Comey Confessed A Crime – Potentially Facing 10 Years

Former FBI Director James Comey came to the Senate intelligence committee ready to unload, one month after President Donald Trump fired him. Comey talked for close to three hours, answering a range of questions about the FBI’s Russia investigation, and his private interactions with Trump and his thinking about how he handled the Hillary Clinton email probe.

In personally directing the leak of a memo he kept outlining his conversations with President Trump, James Comey likely committed a felony, punishable by law for up to 10 years in a federal facility.

Comey confessed that he allowed a reporter to get hold of the memo to Sen. Susan Collins, R-Maine. She asked whether he ever enabled the memo to be shared outside the Department of Justice.

Comey said that once Trump tweeted that he may have tapes of their private conversations, he believed it made sense to uncover the memo, hoping it would create the need for a special counsel.

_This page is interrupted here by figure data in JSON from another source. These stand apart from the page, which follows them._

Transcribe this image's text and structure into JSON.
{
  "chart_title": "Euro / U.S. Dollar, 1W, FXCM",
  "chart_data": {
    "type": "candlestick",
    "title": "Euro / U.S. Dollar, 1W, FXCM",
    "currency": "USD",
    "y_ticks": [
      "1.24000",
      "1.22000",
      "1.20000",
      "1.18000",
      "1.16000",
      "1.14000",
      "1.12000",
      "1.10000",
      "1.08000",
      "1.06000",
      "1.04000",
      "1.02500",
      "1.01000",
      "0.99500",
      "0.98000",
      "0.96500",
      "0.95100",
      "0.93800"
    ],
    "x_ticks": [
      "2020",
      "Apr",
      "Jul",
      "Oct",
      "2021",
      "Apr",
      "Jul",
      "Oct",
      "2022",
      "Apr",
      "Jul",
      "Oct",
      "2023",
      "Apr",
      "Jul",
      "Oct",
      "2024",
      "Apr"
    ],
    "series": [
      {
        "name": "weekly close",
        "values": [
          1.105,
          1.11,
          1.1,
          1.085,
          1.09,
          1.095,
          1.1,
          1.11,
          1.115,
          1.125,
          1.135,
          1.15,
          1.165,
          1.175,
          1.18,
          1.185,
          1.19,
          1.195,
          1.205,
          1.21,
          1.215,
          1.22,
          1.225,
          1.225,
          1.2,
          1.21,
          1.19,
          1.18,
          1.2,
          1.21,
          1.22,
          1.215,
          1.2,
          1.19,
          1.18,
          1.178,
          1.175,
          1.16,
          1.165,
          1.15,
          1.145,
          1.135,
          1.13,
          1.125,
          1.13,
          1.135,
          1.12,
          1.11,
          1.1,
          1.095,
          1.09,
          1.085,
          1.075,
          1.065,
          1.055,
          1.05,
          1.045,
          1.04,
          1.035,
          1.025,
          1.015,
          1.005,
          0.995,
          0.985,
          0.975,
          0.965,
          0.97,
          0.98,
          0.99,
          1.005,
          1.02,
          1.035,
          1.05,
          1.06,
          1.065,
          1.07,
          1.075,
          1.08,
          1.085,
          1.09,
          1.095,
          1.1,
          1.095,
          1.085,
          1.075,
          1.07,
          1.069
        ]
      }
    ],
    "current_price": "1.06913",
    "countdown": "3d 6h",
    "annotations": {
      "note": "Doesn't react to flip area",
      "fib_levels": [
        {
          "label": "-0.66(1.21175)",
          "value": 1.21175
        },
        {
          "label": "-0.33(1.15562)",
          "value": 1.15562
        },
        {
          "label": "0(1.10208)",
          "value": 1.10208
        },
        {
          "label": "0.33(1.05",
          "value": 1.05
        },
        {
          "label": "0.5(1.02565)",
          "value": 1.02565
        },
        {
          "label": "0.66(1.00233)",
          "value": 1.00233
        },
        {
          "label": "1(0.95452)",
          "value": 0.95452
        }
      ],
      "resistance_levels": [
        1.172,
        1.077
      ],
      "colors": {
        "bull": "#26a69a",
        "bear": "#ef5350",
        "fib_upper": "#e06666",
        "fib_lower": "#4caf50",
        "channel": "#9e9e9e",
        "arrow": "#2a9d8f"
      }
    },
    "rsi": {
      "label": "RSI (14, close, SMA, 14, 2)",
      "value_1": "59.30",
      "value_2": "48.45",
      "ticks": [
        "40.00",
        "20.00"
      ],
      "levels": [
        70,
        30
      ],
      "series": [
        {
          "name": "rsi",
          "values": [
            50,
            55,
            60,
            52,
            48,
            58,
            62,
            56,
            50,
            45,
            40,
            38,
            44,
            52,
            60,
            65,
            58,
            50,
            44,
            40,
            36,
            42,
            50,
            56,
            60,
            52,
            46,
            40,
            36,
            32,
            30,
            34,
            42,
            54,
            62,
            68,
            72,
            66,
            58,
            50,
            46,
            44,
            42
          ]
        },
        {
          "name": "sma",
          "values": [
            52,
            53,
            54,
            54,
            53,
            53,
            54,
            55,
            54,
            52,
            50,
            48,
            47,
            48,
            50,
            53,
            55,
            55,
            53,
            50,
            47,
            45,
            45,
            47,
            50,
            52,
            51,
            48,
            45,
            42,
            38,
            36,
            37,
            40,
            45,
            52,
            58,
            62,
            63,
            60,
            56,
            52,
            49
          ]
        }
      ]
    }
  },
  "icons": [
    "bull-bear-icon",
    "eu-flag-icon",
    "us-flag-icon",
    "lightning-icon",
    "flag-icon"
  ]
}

“My judgment was, I needed to get that out into the public square, and so I asked a friend of mine to share the content of the memo with a reporter,” Comey said. “Didn’t do it myself for a variety of reasons, but I asked him to, because I thought, that might prompt the appointment of the special counsel.”

The story ended up in the hands of the New York Times, who wrote a story concerning the memo, claiming Trump coerced him into dropping the investigation into Michael Flynn, the former National Security Advisor.

Whether the memos were confidential or not – and in earlier testimony, Comey said he wrote them in a certain way not to contain confidential information – Comey is almost certainly guilty of violating 18 US Code, Section 641, which makes it a felony to steal, sell or convey “any record, voucher, money, or thing of value of the United States or of any department or agency thereof.”

Violations of this law: “Shall be fined under this title or imprisoned not more than ten years, or both.”

As Jonathan Turley, a leading constitutional law expert, writes, it seems unusual that a memo written by the FBI director would not consist of anything classified or confidential at all. The mere fact that someone is speaking to the President of the United States behind closed doors would indicate that there was at least something secret or classified being talked about.

Comey admitted this and outside the chambers throughout a break, Florida Sen. Marco Rubio expressed surprised at Comey’s honesty.